Build The Paged Terrain Again

The purpose of a preview mesh is to provide a visual, configurable object from which you can derive terrain. The first iteration of this database had 4×4 tiles. However this is very easy to change.

  1. Examine the hierarchy.
  2. Right click over the group node named Master and select Delete from the listed options.
  3. The paged terrain database disappears.
  4. The preview is still hidden; don't worry about this.
  5. Right click over the group node named ImportResults and select Toggle Visible from the listed options.
  6. Right click over the modifier named GeometryLayer and select Tessellation: 8 from the listed options.
  7. Right click over the mesh node named Lat: [46.00 to 47.00] Long: [-122.00 to -121.00] and select Create Terrain from the listed options.
  8. Scenome builds the paged terrain database. with 4 times as many tiles. This is a picture of the worksheet.
    In this case the terrain is composed of 64 × 7.5 minute tiles per level-of-detail.

Examine Files On The Hard Disk

Let's examine the files on the hard disk.

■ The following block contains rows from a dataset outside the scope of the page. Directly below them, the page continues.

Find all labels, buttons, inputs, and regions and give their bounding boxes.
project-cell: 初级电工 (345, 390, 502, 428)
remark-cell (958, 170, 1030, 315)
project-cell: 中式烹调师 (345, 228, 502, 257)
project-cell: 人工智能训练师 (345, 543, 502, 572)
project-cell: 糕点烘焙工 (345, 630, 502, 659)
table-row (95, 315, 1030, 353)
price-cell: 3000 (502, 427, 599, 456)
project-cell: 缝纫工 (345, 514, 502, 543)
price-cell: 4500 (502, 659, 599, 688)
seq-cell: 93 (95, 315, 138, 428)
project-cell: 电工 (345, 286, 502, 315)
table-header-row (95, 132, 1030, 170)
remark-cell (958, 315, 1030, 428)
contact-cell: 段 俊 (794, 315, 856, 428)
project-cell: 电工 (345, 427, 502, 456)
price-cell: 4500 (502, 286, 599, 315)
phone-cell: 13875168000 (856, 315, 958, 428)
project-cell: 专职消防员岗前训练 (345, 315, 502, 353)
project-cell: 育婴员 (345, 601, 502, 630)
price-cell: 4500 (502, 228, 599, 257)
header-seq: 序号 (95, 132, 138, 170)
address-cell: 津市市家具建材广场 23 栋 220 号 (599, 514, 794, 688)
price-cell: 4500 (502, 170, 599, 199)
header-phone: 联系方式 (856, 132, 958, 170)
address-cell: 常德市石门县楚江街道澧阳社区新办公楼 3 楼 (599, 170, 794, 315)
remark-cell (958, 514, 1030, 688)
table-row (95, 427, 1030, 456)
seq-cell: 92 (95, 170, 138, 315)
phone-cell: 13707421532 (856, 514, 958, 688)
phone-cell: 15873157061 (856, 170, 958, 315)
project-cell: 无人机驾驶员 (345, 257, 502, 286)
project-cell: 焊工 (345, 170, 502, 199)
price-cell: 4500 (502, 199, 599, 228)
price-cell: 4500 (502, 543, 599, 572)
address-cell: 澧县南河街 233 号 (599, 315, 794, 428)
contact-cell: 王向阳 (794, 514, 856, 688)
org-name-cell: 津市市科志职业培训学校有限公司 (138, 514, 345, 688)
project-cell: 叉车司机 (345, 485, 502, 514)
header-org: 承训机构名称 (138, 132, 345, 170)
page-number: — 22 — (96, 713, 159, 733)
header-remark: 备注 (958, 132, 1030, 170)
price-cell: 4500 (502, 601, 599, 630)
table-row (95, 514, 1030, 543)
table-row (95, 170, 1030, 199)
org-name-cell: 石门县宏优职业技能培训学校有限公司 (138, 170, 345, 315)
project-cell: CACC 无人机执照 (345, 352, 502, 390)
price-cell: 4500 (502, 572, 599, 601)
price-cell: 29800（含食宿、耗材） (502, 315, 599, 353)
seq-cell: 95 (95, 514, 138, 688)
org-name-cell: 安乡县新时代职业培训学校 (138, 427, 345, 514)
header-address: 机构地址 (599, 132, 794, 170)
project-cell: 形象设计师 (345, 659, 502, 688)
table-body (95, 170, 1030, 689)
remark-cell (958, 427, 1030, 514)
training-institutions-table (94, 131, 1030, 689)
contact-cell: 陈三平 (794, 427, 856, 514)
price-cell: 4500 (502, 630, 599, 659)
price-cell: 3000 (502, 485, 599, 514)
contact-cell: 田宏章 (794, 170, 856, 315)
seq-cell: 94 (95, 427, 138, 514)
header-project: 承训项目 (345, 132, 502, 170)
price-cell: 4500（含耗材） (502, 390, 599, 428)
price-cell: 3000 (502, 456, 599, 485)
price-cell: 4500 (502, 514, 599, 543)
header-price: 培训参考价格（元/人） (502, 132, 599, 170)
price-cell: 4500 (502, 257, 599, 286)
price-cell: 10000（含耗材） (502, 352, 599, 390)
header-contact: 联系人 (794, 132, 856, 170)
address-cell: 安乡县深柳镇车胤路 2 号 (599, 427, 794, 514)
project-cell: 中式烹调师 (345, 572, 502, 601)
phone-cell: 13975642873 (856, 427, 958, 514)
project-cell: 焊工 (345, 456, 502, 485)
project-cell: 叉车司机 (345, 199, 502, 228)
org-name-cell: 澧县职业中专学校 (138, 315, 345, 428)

  1. Open an Explorer window to \EXERCISES\EXAMINE_TERRAIN. This is a picture of the Windows Explorer.
    This directory contains all the preview mesh and paged terrain resources.
    • HIGH_RESOLUTION_PROCESSED_IMAGERY. Currently empty but could contain GEOTIFFS.
    • LOW_RESOLUTION_PROCESSED_IMAGERY. Currently empty but could contain GEOTIFFS.
    • TEMPORARY_ELEVATION. Contains the preview mesh displacement map.
    • TEMPORARY_ELEVATION. Contains the preview mesh texture map.
    • YAKIMA-W. Contains the paged terrain database.
    • EXAMINE_TERRAIN.BOX. The master file containing preview mesh and links to the paged terrain database.
    • YAKIMA-W.DEM. The original elevation imagery.
  2. Double click the YAKIMA-W directory.
  3. Double click the OUTPUT_MESHES directory. This is a picture of the Windows Explorer.
    This directory contains all the BOX files for the paged terrain database. There are three files for each tile, one for each level-of-detail. The place name and address of each tile is included in the file name.
  4. Move up two directories to \EXERCISES\EXAMINE_TERRAIN.
  5. CAREFUL! Delete the YAKIMA-W directory. Don't feel bad; Scenome doesn't mind.
  6. Return to Scenome and delete the group node named Master.
  7. Right click over the group node named ImportResults and select Toggle Visible from the listed options.
  8. Feel free to experiment. That concludes this exercise.